Clinical development in oncology has historically focused on the identification of cancer-dependent targets and over the last 20 years, multiple treatment modalities have been developed to target a broad range of molecular signatures in cancer. Elucidation of the genetic landscape of tissue-specific cancers facilitated the introduction of mutation-specific targeted therapies. This allowed the realistic aspiration for targeted therapies which were tailored to the specific genetic aberrations found in an individual’s tumour. This year at ASCO 2020 revealed a shift away from this paradigm, specifically for targeting rare cancers, moving from tissue-specific to tissue-agnostic drug development.

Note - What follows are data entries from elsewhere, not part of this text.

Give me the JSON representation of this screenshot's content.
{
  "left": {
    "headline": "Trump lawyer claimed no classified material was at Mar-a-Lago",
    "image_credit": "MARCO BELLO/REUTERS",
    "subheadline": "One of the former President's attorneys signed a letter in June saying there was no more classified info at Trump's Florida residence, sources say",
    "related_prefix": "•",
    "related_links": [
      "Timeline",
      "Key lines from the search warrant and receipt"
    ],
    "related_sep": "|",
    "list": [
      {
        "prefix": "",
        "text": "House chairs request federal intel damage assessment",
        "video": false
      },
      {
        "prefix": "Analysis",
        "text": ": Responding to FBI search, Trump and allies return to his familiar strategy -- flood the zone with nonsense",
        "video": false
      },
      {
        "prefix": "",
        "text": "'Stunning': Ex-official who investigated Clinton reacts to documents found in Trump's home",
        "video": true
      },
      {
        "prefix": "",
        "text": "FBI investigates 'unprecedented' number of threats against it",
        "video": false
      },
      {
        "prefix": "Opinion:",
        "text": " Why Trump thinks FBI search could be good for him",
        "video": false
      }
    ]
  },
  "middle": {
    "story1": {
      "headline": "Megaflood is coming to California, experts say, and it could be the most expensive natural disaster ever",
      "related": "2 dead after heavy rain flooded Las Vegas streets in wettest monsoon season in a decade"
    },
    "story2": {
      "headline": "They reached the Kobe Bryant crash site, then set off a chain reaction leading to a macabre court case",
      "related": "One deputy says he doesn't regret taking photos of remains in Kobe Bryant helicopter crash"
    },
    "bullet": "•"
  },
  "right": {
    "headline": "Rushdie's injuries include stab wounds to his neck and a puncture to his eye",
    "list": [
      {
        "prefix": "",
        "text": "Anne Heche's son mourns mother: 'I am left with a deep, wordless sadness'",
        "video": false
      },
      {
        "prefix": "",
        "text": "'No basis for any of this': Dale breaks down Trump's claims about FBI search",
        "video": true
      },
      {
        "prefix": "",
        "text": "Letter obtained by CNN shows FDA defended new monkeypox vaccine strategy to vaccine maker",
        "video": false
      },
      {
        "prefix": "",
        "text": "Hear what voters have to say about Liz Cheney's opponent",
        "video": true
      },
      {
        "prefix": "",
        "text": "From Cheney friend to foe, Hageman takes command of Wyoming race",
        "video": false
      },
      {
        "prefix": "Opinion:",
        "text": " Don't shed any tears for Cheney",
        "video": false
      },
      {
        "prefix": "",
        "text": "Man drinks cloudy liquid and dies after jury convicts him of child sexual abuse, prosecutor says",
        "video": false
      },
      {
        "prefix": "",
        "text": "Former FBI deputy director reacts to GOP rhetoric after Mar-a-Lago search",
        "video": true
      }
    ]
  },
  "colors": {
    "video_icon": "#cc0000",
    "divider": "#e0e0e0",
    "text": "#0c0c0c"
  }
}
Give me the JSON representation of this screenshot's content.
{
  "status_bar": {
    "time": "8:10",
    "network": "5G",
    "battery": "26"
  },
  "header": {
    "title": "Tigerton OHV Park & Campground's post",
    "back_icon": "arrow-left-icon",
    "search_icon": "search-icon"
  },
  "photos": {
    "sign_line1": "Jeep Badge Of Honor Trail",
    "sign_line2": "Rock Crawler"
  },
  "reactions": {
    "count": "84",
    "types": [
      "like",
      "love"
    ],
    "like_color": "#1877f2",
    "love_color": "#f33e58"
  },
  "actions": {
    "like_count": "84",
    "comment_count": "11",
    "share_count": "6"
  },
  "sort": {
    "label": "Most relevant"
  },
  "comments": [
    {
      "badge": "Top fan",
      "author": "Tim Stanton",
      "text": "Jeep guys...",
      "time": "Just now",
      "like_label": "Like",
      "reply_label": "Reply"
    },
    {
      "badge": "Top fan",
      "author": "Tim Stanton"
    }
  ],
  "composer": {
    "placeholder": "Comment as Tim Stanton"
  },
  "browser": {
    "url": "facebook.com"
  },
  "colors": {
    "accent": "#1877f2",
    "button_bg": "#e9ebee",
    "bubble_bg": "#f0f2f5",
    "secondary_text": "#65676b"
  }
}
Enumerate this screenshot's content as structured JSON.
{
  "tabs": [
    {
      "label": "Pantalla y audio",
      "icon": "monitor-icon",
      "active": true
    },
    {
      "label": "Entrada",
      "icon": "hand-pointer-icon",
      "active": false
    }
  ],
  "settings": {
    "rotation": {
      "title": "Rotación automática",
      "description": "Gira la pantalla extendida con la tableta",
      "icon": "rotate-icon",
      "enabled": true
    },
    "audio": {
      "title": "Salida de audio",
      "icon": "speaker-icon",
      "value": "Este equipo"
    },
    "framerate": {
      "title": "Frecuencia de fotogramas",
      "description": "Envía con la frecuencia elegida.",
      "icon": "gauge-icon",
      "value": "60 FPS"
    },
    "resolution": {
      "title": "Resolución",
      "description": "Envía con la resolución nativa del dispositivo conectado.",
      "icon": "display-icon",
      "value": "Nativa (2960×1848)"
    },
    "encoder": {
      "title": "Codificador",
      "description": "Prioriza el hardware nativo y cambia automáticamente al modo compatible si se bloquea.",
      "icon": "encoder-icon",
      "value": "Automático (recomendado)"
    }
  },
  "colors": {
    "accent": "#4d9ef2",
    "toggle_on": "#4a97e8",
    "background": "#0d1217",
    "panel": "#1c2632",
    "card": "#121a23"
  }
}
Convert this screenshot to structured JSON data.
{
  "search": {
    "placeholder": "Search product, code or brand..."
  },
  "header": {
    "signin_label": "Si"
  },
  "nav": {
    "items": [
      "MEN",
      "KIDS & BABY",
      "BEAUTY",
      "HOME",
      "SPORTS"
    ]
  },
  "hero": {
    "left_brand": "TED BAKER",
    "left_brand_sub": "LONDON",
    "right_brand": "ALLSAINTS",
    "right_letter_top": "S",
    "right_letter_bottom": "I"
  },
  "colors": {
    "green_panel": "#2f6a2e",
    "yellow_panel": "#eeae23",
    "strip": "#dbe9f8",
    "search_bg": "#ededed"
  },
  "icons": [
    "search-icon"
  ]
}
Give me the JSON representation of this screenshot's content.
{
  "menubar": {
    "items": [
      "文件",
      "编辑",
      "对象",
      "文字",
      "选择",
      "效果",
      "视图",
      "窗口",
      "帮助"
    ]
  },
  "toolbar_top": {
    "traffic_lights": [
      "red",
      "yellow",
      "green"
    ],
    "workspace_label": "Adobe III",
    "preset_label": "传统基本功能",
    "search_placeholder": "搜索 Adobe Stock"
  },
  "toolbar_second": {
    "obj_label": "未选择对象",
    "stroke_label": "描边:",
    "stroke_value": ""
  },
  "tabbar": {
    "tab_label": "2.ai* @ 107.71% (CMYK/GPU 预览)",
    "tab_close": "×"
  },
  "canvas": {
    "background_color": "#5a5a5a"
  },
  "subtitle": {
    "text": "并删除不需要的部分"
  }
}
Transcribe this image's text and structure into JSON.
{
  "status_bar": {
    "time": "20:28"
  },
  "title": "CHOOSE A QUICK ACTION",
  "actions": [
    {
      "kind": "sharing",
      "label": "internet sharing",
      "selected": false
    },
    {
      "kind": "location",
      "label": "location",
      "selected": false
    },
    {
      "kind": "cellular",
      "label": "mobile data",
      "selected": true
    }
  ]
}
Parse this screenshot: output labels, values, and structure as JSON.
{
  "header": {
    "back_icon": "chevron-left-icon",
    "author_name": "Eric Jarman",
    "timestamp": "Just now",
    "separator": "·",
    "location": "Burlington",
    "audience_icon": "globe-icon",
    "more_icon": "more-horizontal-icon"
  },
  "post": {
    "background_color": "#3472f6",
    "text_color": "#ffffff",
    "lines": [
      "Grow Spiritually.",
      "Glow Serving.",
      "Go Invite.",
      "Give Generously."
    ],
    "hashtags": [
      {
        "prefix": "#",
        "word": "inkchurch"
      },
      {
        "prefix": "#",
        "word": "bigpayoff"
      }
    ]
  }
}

This shift is clearly demonstrated by the approval of Roche’s Rozlytrek (entrectinib), Bayer’s Vitrakvi (larotrectinib), Lilly’s Retevmo (selpercatinib) and the late-stage clinical development of Blueprint Medicine’s pralsetinib. These agents target NTRK gene fusions (Rolzytrek and Vitrakvi) or RET alterations (Retevmo and pralsetinib). The commercialisation of these agents differs from conventional tissue-specific drug development as these agents are approved in multiple tumour types. Specifically, Rozlytek and Vitrakvi are approved for all solid tumours harbouring an NTRK gene fusion and the pivotal trials included multiple tumour types; including breast, cholangiocarcinoma, colorectal, gynaecological, neuroendocrine, non-small cell lung cancer, amongst many others. Although the NTRK fusion is rare in individual cancer, 1500-5000 are detected in the US per year across multiple tumour types. As NTRK gene fusion testing increases globally, a greater commercial opportunity for pharmaceutical manufacturers arises as target patient population increases. GlobalData, therefore, expects this strategy of targeting niche genetic aberrations with a broad label across multiple solid cancers to be effective as the utility of next-generation sequencing and broad molecular profiles increases in diagnostic labs. RET fusions are oncogenic drivers in multiple tumour types, most commonly found in thyroid cancers and less commonly found in breast, lung, ovarian and pancreatic cancers. Standard therapies provide limited benefits for patients with RET fusion-positive tumours. Alike, agents targeting NTRK gene fusions, the development of highly specific RET inhibitors represents a shift away from developers concentrating on organ/histology specific indications to biomarker-guided tumour-agnostic approaches. Lilly’s Retevmo was FDA approved in May and an NDA has been recently submitted for Blueprint’s pralsetinib.
This paradigm shift in drug development gives rise to new considerations for pharmaceutical developers. In terms of patient population, estimation of patient population depends on the prevalence of a specific molecular aberration across multiple tumour types and the understanding of tissue-specific differences to targeted treatments. There may also be opportunities for re-purposing existing drugs through label expansions to other cancer types harbouring specific mutations, which might lead to a greater impetus to deeply understand the genetic landscape of various malignancies. This represents a positive development for patients and physicians, allowing another evolution in the development of personalised medicine and greater availability of therapeutic options for patients with rare forms of disease.